Deacon John Paul J. Heisler | Special to the Catholic Herald

For the past month I’ve been living back in my hometown of Front Royal and attending seminary on Zoom, a familiar turn of events in COVID-19 times. This is the most significant length of time I’ve spent at home since beginning seminary seven years ago.

I am serving as deacon at the same altar I served at as an altar boy when I was seven; it was here that I knew I wanted to be a priest when I grew up. I’m serving with a few of the boys I used to serve with back then, who are now also seminarians.

Just last week, I finished proclaiming the Gospel and, after reverencing it with a kiss and short prayer, looked out at the congregation. I saw my family, childhood friends, my coach and a hundred other faces I’ve always known. It gets me every time: I’m at home when I’m at my home parish.

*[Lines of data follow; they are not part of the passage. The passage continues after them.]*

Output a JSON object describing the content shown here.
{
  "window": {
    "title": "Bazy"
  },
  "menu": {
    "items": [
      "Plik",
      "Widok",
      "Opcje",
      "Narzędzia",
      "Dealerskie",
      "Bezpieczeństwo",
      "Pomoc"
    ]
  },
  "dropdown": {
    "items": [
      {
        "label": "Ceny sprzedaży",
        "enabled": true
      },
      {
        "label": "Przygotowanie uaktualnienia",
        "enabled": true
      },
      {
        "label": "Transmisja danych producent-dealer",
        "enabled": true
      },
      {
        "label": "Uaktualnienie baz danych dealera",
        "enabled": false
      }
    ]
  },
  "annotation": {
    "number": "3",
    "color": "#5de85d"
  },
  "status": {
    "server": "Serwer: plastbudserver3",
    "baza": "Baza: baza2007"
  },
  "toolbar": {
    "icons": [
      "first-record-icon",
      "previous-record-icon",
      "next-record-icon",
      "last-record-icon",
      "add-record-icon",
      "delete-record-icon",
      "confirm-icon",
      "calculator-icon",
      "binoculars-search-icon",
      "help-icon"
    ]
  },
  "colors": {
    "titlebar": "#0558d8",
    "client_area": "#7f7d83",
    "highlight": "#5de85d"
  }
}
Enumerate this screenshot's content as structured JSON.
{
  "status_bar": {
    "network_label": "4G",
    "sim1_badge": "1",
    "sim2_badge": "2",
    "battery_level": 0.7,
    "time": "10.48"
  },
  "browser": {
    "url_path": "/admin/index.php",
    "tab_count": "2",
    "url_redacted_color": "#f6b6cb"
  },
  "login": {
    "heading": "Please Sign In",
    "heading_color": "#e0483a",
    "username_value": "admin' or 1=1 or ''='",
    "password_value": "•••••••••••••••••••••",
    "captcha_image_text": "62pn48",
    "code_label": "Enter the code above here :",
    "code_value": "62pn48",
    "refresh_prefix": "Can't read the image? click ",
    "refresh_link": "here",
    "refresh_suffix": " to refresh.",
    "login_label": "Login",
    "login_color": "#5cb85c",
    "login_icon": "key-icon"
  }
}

Some ask me if preaching back home is difficult or awkward. No, it’s not, but I can see why someone might think that. The folks back home are a significant reason I entered the seminary in the first place. Our community of faith here has fostered and inspired boys to discern the priesthood, so it’s not odd for them to see it happen; it’s natural. There’s hardly a more natural setting to proclaim the Word than where the Word was proclaimed to me.

Jesus got to preach in his hometown, too. I guess he probably got to see family, childhood friends, old clients and so forth as well. He also got to proclaim the Scriptures in the same synagogue he had attended as a child.

The story of salvation is one of a homecoming, an eternal home of a community of faith. I have a lot of confidence and hope that our place there will feel just as undeserved as standing at a home parish pulpit — but also, just as natural.

Deacon Heisler, from St. John the Baptist Church in Front Royal, is in his fourth year of theology at St. Charles Borromeo Seminary in Wynnewood, Pa.